Danish chemist and educator (1919–2005)

Bodil Jerslev Lund (1919–2005) was a Danish chemist and educator. After graduating as a pharmacist from the Danish Pharmaceutical College in 1941, she continued her studies in Sweden, England and the United States. She earned a Ph.D. from the University of Copenhagen in 1958 with a thesis on X-ray crystallography as a basis for determining the structure of oximes. She then became a professor at Copenhagen University's Pharmaceutical College where she remained until 1989. She published several textbooks including two for high schools on organic chemistry. From 1981, she was a member of the Royal Swedish Academy of Sciences.

==Early life, education and family==
Born on 30 April 1919 in Fjerritslev in the north of Jutland, Bodil Jerslev was the daughter of the pharmacist Aage Holger Christian Jens Johan Jerslev (1884–1943) and his wife Ella née Friis-Sørensen (1892–1958). After receiving her school leaving certificate from Aalborg Cathedral School in 1936, she earned a master's degree from the Danish Pharmaceutical College in 1941. During the German occupation of Denmark, she attended lectures on X-ray crystallography which became her main area of interest. Thanks to a grant, she spent a year at the University of Uppsala in Sweden studying X-ray crystallography.

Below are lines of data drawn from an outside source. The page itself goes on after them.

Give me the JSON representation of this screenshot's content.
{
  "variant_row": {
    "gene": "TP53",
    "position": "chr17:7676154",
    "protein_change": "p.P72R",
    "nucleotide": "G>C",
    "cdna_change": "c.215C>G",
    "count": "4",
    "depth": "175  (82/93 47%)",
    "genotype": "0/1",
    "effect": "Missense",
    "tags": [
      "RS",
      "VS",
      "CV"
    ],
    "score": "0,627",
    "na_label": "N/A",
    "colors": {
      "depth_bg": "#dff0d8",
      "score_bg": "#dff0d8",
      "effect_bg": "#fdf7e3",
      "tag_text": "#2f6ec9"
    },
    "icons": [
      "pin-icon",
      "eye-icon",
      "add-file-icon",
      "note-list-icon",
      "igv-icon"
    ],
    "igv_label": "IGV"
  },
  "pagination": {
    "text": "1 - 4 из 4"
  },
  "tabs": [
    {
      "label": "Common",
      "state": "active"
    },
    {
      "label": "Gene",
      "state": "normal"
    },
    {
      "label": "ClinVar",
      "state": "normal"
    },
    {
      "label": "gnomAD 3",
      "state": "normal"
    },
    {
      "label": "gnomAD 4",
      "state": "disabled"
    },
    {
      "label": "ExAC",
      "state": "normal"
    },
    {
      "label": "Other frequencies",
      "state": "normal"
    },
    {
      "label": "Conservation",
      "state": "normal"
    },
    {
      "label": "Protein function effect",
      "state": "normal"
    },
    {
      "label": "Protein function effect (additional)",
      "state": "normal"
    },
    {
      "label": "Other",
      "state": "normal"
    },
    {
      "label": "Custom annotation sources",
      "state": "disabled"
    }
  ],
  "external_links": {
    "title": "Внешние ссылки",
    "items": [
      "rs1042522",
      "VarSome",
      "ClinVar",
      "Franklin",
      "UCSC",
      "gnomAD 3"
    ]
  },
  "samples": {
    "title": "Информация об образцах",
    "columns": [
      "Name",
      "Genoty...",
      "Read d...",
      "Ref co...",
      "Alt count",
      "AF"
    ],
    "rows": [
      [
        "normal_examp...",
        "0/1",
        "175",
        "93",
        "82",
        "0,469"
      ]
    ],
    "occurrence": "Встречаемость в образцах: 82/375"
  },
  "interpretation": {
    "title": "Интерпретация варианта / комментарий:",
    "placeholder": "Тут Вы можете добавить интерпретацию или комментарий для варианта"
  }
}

In December 1948, she married the civil engineer Frederik Christian Freuchen Oxenbøll Lund (1921–1972), with whom she had two children: Ulla (1950) and Lise (1954).

==Career==
After leaving school, Jerslev first assisted her father by working in his pharmacy. On graduating, she spent half a year working in Rigshospitalet's pharmacy. In 1942, she was engaged as a scientific assistant in the organic chemistry laboratory at the Pharmaceutical College. After the war, in 1948 she spent a period at Oxford University carrying our research on X-ray crystallography under Dorothy Hodgkin. Later in the year, she moved to Princeton, New Jersey, where she worked as a researcher at Princeton University under Hugh S. Taylor. While in the United States, she married Christian Lund.

On returning to Denmark, in 1951 she became a junior lecturer at the Pharmaceutical College and in 1958 she was appointed professor of organic chemistry, heading the department until her retirement in 1989. In parallel, she carried out research on the structure of organic compounds with the assistance of X-ray crystallography. As a result of her research, the college was able to acquire modern X-ray equipment.

Bodil Jerslev Lund died in Hellerup on 21 December 2005, aged 86.

==Honours and awards==
Lund was admitted to the Royal Danish Academy of Sciences and Letters in 1971 and to the Royal Swedish Academy of Sciences in 1981. In 1982, she received the Danish Pharmaceutical College's gold medal. She was honoured as a Knight of the Order of the Dannebrog in 1965 and was promoted to Knight of the First Order in 1975.